Friday, June 11, 2010

All in My Power to Support This Young Person

I have the honor to be invited to be a mentor for a confirmand, a young woman I have not met before, and this means so much to me. At baptism, we who sponsored and witnessed promised to do all in our power to support this person in her life in Christ, and Confirmation mentoring is a way of doing that.

Confirmation began when early Christian communities grew too big for the Bishop to baptize each new member. The presbyter baptized and then when the Bishop came around he (always he, of course, until the 20th century) laid hands on the new Christian and "confirmed" the baptism. In the early church, baptism was something you came to after three years of instruction.

Confirmation is thus bound up with baptism; but over time the rites grew apart. By the time I came along some 1600 or 1700 years later, you got baptized as an infant but did not receive the communion or certain instruction until getting confirmed as an adolescent or adult.

As an aside, I remember one beautiful woman, a parishioner at St. John's in Arlington, Mass., who reached the stage of needing pastoral visits and eucharist in her home. One day when I was there she told me of her Confirmation day sometime in the 1920s.

"I wore a white dress," she told me, "and when the Bishop laid hands on me such a Spirit came down that I was overcome with bliss and unable to speak to anyone for the rest of the day. Everyone was having a big party for me but I felt apart; I was going around in this blessed state."

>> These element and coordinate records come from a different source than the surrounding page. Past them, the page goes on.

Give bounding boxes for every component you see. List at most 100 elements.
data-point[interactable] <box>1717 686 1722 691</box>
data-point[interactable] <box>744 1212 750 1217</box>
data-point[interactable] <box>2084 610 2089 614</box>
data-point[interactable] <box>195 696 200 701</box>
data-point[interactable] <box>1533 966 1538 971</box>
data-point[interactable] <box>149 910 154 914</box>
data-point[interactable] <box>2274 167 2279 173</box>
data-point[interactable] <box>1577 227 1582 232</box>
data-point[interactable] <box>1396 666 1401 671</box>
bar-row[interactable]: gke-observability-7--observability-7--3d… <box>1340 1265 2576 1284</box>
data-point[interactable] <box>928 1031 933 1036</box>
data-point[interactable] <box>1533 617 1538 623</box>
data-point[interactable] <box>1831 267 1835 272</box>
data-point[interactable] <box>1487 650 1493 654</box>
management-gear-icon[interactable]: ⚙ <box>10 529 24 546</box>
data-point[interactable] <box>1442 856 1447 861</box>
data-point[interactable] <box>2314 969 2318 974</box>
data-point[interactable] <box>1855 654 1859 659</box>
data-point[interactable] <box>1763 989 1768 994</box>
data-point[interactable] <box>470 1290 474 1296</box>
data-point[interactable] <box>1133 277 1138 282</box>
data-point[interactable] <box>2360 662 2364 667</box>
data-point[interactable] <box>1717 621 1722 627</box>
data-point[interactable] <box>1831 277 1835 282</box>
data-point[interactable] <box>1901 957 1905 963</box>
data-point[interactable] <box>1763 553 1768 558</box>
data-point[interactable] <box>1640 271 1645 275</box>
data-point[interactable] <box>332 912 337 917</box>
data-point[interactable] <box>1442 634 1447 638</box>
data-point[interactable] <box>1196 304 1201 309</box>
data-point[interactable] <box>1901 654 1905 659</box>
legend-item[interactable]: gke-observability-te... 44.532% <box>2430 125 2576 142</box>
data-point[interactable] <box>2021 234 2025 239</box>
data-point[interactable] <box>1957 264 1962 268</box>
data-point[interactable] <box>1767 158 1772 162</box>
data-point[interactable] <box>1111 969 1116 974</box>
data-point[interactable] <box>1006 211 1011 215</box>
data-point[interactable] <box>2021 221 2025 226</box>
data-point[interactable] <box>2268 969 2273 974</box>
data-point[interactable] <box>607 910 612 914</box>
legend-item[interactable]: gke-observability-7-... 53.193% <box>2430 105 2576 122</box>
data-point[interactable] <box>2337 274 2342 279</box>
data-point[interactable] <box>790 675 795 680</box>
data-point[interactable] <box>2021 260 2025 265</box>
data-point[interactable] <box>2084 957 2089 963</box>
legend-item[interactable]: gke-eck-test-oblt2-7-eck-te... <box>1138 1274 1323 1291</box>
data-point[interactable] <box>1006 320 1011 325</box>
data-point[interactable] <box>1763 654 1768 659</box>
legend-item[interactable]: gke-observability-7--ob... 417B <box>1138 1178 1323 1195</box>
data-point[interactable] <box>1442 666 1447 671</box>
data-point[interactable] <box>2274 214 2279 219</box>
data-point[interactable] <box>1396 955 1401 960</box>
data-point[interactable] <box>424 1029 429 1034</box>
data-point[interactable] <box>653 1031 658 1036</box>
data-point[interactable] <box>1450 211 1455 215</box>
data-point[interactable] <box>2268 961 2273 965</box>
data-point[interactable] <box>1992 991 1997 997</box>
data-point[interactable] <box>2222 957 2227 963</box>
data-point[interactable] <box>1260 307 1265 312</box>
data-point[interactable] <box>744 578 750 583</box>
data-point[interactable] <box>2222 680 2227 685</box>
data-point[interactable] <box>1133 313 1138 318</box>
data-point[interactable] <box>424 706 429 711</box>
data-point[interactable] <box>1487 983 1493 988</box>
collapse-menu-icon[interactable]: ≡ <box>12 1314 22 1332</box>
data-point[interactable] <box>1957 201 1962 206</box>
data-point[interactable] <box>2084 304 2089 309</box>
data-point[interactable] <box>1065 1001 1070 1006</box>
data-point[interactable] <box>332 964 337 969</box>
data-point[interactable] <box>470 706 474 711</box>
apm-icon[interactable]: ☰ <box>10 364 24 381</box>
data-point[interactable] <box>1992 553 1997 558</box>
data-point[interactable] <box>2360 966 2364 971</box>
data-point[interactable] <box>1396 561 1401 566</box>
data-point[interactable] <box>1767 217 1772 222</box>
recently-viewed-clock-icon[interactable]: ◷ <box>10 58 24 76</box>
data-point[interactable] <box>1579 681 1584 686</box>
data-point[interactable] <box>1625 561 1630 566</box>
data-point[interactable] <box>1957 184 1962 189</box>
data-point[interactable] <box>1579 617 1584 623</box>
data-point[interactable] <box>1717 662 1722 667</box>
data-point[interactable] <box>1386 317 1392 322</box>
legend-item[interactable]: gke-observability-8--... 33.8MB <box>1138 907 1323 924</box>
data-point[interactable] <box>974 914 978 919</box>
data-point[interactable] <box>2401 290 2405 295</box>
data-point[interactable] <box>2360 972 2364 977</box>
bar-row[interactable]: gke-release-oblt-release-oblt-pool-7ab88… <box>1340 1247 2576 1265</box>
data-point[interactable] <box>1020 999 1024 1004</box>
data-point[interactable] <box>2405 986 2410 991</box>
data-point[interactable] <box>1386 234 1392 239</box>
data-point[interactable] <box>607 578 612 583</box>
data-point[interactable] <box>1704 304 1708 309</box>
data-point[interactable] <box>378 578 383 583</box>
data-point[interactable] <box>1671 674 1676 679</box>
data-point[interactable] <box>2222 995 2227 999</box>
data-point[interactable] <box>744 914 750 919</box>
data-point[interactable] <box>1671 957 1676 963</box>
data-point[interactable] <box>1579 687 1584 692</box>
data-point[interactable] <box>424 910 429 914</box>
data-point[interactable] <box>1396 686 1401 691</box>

Around the time Elizabeth was getting confirmed in the old tradition of white dress and veil (which she still had in her closet--the veil, that is--and showed me), the Episcopal Church was going through liturgical renewal and debate about Confirmation, a debate was still continuing in the 1980s when I was serving at St. John's:

"If Baptism is your entry into the Body of Christ, why is communion withheld until Confirmation?" one side asked.
"Because," the other side responded, "the young baby doesn't understand the sacrament."
"And at home," the renewers asked, "do you withhold food until the child understands nutrition? And besides," they continued, "who can claim to fully understand this mystery?" The outcome of this debate: all baptized Christians are welcome to receive the sacrament.

Confirmation now becomes not your entry into communion, but your own affirmation of the vows that were made for you by others at your Baptism. The church's Christian education is now begun in children's Sunday School continues in special instruction and mentoring to confirmands. Baptized Christians participate in parish ministry from childhood on up and regard religious study as our lifelong endeavor.

I give thanks to God for the invitation to this ministry to a confirmand and pray for the power to carry it out.

This is the Prayer Book's Collect for Young People:

"God our Father, you see your children growing up in an unsteady and confusing world: Show them that your ways give more life than the ways of the world, and that following you is better than chasing after selfish goals. Help them to take failure, not as a measure of their worth, but as a chance for a new start. Give them strength to hold their faith in you, and to keep alive their joy in your creation; through Jesus Christ our Lord. Amen."